If $\Gamma$ is a totally ordered abelian group, and $\Delta\subset\Gamma$ is a convex subgroup (meaning if $\delta,\delta'\in\Delta$ and $\delta\leq\gamma\leq\delta'$ then $\gamma\in\Delta$), then we are supposed to be able to define a natural order on the quotient $\Gamma/\Delta$ (a source, for instance, here) via the rule
$$[\gamma]\le[\gamma']\iff\gamma\le\gamma',$$
where $[\gamma]$ denotes the class of $\gamma$ in $\Gamma/\Delta$. However, this definition doesn't make sense to me. If we took any $\delta>1$ in $\Delta$, then $[\delta]\le[1]$ (because the two are equal) but $\delta\not\le1$.

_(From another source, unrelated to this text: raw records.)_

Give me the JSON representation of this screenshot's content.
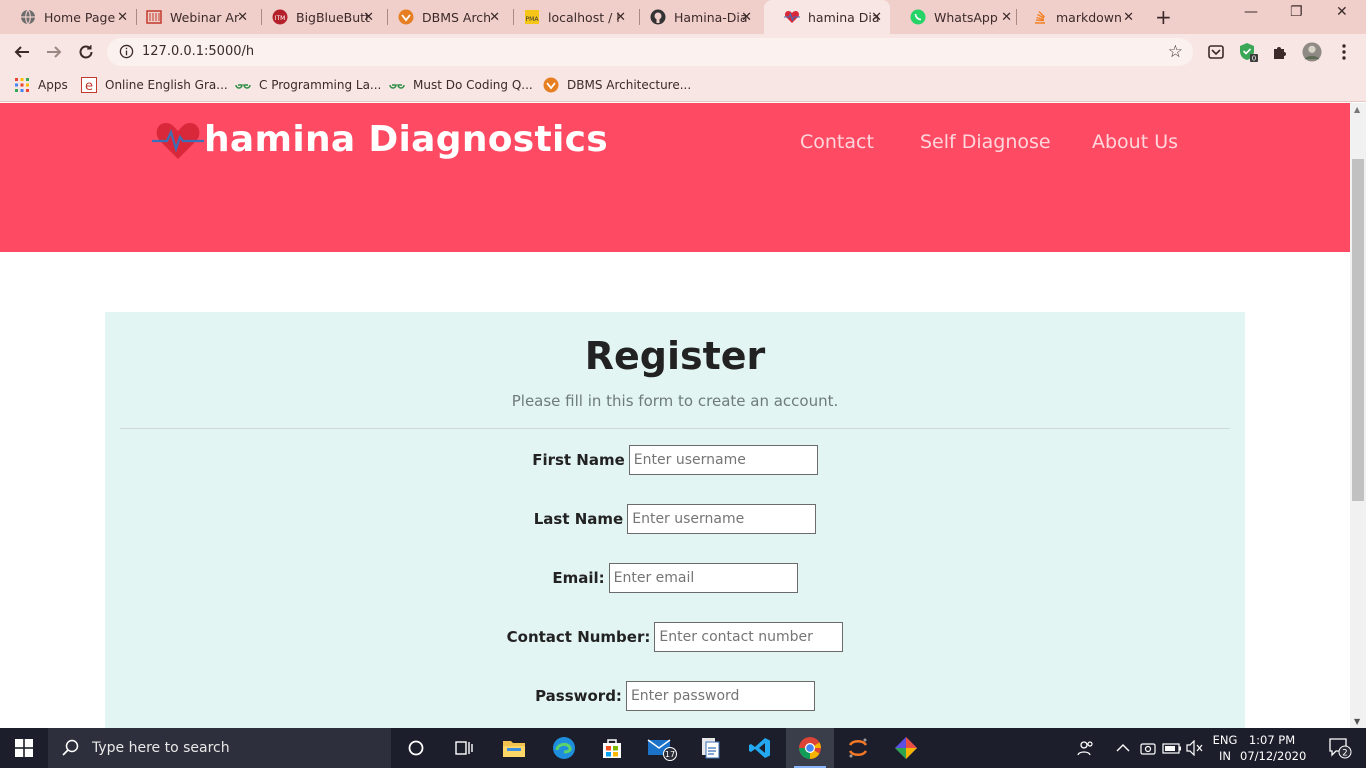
{
  "browser": {
    "tabs": [
      {
        "title": "Home Page",
        "icon": "globe-icon"
      },
      {
        "title": "Webinar Ar",
        "icon": "webinar-icon"
      },
      {
        "title": "BigBlueButt",
        "icon": "bigbluebutton-icon"
      },
      {
        "title": "DBMS Arch",
        "icon": "dbms-icon"
      },
      {
        "title": "localhost / l",
        "icon": "phpmyadmin-icon"
      },
      {
        "title": "Hamina-Dia",
        "icon": "github-icon"
      },
      {
        "title": "hamina Dia",
        "icon": "heart-icon"
      },
      {
        "title": "WhatsApp",
        "icon": "whatsapp-icon"
      },
      {
        "title": "markdown",
        "icon": "stackoverflow-icon"
      }
    ],
    "url": "127.0.0.1:5000/h",
    "bookmarks": [
      {
        "label": "Apps",
        "icon": "apps-grid-icon"
      },
      {
        "label": "Online English Gra...",
        "icon": "english-icon"
      },
      {
        "label": "C Programming La...",
        "icon": "gfg-icon"
      },
      {
        "label": "Must Do Coding Q...",
        "icon": "gfg-icon"
      },
      {
        "label": "DBMS Architecture...",
        "icon": "dbms-icon"
      }
    ],
    "extension_badge": "0"
  },
  "site": {
    "brand": "hamina Diagnostics",
    "nav": {
      "contact": "Contact",
      "self_diagnose": "Self Diagnose",
      "about": "About Us"
    },
    "colors": {
      "header": "#ff4a63",
      "card": "#e2f5f3"
    }
  },
  "form": {
    "title": "Register",
    "subtitle": "Please fill in this form to create an account.",
    "fields": [
      {
        "label": "First Name",
        "placeholder": "Enter username"
      },
      {
        "label": "Last Name",
        "placeholder": "Enter username"
      },
      {
        "label": "Email:",
        "placeholder": "Enter email"
      },
      {
        "label": "Contact Number:",
        "placeholder": "Enter contact number"
      },
      {
        "label": "Password:",
        "placeholder": "Enter password"
      }
    ]
  },
  "taskbar": {
    "search_placeholder": "Type here to search",
    "mail_badge": "17",
    "language": {
      "line1": "ENG",
      "line2": "IN"
    },
    "time": "1:07 PM",
    "date": "07/12/2020",
    "notification_count": "2"
  }
}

Is my definition of the order on $\Gamma/\Delta$ wrong? I also can't even prove directly that this even defines an order, so maybe I am missing something?
The definition of the order on $\Gamma/\Delta$ should say that $[\gamma]<[\gamma']$ iff every element of $[\gamma]$ is $<$ every element of $\gamma'$. Equivalently, $[\gamma]\leq[\gamma']$ iff some element of $[\gamma]$ is $\leq$ some element of $[\gamma']$.
You are right that, when $[\gamma]\leq[\gamma']$, you might not have $\gamma\leq\gamma'$; the "some elements" in the definition might not be the $\gamma$ and $\gamma'$ that you're given.